Splunk Search

JSON - an array, many fields, mvzip and mvexpand issue

JimboSlice
Path Finder

Hi, am I doing this correct or is there another way to tabulate this JSON?

I've seen many examples on the forums of people using mvexpand and mvzip to tabulate their JSON but this is working with just a few fields rather than a handful and not to any depths.

I have events pulled from the splunk add-on for microsoft cloud services.

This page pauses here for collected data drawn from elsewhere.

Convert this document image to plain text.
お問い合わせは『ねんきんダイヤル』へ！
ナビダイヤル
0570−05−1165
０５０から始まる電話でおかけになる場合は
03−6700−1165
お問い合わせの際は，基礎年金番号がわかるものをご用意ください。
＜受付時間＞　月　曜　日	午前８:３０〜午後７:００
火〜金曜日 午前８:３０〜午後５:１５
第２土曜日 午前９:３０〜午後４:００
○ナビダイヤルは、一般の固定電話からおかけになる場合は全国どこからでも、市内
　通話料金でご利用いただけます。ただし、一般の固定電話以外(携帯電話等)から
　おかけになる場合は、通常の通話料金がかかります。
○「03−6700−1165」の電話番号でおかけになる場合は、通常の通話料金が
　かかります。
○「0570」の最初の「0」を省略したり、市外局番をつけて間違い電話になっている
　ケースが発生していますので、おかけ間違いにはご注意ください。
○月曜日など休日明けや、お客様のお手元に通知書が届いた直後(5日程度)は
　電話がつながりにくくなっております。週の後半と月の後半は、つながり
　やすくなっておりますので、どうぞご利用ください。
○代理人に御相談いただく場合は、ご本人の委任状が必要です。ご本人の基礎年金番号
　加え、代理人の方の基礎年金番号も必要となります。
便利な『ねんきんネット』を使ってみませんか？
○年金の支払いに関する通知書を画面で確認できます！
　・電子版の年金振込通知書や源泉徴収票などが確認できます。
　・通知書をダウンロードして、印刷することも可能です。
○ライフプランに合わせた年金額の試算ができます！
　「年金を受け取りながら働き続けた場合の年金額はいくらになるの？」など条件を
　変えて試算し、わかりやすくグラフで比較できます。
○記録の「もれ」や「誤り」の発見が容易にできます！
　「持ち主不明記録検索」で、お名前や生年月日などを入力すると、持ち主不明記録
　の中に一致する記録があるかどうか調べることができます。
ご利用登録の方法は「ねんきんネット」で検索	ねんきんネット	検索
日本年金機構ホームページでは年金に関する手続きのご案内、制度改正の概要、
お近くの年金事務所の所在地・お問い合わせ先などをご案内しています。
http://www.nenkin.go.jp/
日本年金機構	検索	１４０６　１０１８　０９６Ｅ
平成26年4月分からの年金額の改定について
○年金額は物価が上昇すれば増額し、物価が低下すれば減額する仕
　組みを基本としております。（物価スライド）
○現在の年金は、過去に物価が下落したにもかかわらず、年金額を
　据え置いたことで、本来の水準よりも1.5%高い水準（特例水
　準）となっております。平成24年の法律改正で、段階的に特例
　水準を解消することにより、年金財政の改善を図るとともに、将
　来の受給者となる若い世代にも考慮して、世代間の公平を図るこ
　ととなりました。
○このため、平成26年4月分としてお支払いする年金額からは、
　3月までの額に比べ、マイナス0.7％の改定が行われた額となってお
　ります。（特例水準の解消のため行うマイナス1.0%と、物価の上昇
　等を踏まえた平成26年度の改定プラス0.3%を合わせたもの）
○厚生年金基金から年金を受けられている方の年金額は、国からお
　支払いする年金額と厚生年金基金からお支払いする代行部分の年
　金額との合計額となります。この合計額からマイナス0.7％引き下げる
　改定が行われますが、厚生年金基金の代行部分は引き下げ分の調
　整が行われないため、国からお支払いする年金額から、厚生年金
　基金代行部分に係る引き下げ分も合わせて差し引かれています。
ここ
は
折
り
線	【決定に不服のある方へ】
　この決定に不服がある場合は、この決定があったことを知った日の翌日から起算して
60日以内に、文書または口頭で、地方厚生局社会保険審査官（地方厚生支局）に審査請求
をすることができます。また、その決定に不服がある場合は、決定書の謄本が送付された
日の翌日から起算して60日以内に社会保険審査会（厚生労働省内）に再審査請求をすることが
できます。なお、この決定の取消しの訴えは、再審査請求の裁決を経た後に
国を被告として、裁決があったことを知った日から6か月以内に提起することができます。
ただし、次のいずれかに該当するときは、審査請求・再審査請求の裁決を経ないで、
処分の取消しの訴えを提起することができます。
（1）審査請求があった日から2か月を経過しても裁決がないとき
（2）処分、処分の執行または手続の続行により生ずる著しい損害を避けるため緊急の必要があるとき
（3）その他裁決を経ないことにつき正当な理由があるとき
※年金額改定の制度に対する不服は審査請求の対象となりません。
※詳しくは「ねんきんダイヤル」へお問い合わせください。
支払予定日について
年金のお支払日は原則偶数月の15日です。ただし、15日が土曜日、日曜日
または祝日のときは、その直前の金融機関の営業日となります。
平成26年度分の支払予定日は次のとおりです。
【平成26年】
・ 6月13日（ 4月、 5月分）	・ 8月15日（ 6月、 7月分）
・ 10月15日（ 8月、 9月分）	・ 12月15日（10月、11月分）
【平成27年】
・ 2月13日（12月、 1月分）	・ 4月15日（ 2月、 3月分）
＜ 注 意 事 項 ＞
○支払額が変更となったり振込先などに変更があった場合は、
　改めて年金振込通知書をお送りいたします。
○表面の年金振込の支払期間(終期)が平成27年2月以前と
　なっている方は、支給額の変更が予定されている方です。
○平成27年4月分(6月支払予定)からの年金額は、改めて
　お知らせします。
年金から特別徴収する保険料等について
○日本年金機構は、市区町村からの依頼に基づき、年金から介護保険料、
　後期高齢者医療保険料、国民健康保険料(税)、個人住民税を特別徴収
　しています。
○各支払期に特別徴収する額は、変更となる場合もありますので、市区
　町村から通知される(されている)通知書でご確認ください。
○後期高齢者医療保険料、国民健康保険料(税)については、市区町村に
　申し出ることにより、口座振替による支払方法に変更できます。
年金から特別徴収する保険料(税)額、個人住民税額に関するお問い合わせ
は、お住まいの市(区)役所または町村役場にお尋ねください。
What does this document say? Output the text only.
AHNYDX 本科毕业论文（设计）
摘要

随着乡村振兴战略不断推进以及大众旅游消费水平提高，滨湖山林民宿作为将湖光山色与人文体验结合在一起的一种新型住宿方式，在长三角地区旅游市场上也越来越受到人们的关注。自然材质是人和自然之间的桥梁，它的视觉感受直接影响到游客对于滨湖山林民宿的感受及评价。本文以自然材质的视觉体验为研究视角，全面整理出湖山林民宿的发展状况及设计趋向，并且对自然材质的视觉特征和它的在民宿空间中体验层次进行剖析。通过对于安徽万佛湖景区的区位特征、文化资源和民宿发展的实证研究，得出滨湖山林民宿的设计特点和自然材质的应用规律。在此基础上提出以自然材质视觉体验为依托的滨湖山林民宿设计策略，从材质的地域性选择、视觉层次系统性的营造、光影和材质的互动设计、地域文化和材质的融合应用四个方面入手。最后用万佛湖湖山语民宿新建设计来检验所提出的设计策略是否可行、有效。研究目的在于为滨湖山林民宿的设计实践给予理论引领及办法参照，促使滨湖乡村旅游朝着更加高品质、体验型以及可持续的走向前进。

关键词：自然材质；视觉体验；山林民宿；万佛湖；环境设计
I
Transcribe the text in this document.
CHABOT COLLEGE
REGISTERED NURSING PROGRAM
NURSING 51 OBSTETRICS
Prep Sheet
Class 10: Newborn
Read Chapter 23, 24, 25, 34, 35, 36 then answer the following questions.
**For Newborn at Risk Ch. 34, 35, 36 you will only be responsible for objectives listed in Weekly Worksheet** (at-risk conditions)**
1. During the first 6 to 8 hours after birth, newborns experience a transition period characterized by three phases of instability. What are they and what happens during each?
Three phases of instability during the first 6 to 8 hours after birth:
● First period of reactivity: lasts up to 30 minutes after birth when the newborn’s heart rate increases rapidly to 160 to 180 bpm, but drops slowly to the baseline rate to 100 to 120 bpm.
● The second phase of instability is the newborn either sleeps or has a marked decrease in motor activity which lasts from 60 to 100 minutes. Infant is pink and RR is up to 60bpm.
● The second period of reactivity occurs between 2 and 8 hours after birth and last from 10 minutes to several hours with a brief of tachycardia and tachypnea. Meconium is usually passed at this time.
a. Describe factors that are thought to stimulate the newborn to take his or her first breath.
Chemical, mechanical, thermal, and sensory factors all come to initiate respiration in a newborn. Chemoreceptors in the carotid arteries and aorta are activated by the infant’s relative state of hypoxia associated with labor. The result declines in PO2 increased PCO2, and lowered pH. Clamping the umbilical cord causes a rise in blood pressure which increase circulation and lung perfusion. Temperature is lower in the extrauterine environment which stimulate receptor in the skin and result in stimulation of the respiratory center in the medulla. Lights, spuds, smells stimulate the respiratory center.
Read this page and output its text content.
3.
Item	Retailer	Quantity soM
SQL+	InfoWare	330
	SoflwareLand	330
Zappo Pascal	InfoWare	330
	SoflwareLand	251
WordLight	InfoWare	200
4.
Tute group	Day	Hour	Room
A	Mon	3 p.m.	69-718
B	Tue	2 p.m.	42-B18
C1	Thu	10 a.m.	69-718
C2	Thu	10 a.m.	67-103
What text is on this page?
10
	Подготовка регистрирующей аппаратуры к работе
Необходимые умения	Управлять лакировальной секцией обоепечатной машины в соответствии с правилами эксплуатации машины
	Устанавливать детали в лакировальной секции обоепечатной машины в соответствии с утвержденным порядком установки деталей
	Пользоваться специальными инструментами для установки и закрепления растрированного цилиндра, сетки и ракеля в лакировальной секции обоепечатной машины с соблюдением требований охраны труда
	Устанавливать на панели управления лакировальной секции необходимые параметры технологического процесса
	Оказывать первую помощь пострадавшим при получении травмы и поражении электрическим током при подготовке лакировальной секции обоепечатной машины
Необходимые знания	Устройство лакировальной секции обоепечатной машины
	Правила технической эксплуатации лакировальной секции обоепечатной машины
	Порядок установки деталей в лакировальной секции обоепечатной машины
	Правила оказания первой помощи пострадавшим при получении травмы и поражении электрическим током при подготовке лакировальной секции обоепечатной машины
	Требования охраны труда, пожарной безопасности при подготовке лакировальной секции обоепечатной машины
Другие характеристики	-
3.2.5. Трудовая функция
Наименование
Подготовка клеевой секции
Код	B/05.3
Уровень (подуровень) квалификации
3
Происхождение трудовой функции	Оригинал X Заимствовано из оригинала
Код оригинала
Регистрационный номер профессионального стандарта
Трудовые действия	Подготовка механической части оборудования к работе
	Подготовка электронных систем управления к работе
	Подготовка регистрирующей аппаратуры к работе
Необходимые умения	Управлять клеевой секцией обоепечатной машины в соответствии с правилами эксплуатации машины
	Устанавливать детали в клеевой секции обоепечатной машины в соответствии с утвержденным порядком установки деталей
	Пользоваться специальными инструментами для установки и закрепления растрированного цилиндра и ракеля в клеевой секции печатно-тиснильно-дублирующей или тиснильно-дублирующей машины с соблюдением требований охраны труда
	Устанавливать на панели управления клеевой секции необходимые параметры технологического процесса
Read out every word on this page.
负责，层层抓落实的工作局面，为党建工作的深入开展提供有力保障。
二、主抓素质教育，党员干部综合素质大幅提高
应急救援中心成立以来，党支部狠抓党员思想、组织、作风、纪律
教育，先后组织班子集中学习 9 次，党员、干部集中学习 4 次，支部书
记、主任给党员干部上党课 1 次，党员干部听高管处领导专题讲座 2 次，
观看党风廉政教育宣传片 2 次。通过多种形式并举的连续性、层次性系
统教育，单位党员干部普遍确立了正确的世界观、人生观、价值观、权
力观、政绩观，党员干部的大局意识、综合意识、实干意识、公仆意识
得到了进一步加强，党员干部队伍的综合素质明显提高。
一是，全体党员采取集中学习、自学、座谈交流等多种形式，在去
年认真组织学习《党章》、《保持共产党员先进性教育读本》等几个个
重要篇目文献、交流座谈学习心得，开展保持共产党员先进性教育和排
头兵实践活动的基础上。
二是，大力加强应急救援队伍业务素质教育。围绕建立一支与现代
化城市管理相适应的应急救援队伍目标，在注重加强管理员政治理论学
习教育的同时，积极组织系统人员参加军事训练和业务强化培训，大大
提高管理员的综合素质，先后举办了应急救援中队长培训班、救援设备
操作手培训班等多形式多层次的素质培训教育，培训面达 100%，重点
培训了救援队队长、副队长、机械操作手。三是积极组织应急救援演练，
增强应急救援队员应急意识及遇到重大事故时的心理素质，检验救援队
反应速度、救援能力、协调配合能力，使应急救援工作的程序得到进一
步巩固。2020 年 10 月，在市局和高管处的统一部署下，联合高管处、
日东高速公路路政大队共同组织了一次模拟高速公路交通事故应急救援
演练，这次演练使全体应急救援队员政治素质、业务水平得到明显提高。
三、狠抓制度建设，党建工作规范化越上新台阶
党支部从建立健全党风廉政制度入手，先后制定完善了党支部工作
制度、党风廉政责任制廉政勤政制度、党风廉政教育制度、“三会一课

As you may already know, this pulls body.records{}->[Many subitems in an array]... for individual events:

One (redacted) event in splunk may look like so:

{
body: {
records: [
{
backendPoolName: XXXX-pool
backendSettingName: XXXX-backend-setting
category: ApplicationGatewayAccessLog
listenerName: XXXX-ssl-listener
operationName: ApplicationGatewayAccess
properties: {
clientIP: 4.5.6.7
clientPort: 56522
host: xxxx
httpMethod: GET
httpStatus: 302
httpVersion: HTTP/1.1
instanceId: appgw_1
originalHost: XXXX
originalRequestUriWithArgs: /XXXX
receivedBytes: 386
requestQuery: client_id=XXXX
requestUri: /XXXX
sentBytes: 1404
serverResponseLatency: 0.012
serverRouted: XXXX
serverStatus: 302
sslCipher: ECDHE-RSA-AES256-GCM-SHA384
sslClientCertificateFingerprint:
sslClientCertificateIssuerName:
sslClientVerify: NONE
sslEnabled: on
sslProtocol: TLSv1.2
timeTaken: 0.013
transactionId: XXXX
userAgent: Mozilla/5.0 (compatible; AhrefsBot/7.0; +http://ahrefs.com/robot/)
}
resourceId: /SUBSCRIPTIONS/XXXX/RESOURCEGROUPS/XXXX/PROVIDERS/MICROSOFT.NETWORK/APPLICATIONGATEWAYS/XXXX
ruleName: XXXX-ruleset
timeStamp: 2021-03-05T23:53:01+00:00
}
{
backendPoolName: XXXX-pool
backendSettingName: XXXX-backend-setting
category: ApplicationGatewayAccessLog
listenerName: XXXX-ssl-listener
operationName: ApplicationGatewayAccess
properties: {
clientIP: 1.2.3.4
clientPort: 52478
host: XXXX
httpMethod: GET
httpStatus: 200
httpVersion: HTTP/1.1
instanceId: appgw_1
originalHost: XXXX
originalRequestUriWithArgs: /session/XXXX
receivedBytes: 2087
requestQuery: XXXX
requestUri: /session/XXXX
sentBytes: 6081
serverResponseLatency: 0.024
serverRouted: XXXX
serverStatus: 200
sslCipher: ECDHE-RSA-AES256-GCM-SHA384
sslClientCertificateFingerprint:
sslClientCertificateIssuerName:
sslClientVerify: NONE
sslEnabled: on
sslProtocol: TLSv1.2
timeTaken: 0.028
transactionId: XXXX
userAgent: Mozilla/5.0 (X11; Linux x86_64) AppleWebKit/537.36 (KHTML, like Gecko) HeadlessChrome/87.0.4280.20 Safari/537.36
}
resourceId: /SUBSCRIPTIONS/XXXX/RESOURCEGROUPS/XXXX-PRGATEWAY/PROVIDERS/MICROSOFT.NETWORK/APPLICATIONGATEWAYS/GATEWAY-PR-AG
ruleName: XXXX-ruleset
timeStamp: 2021-03-05T23:53:03+00:00
}
]
}
x-opt-enqueued-time: 1614988459311
x-opt-offset: 29218690517200
x-opt-sequence-number: 19033991
}

First I had issues with empty values, so i have resolved this.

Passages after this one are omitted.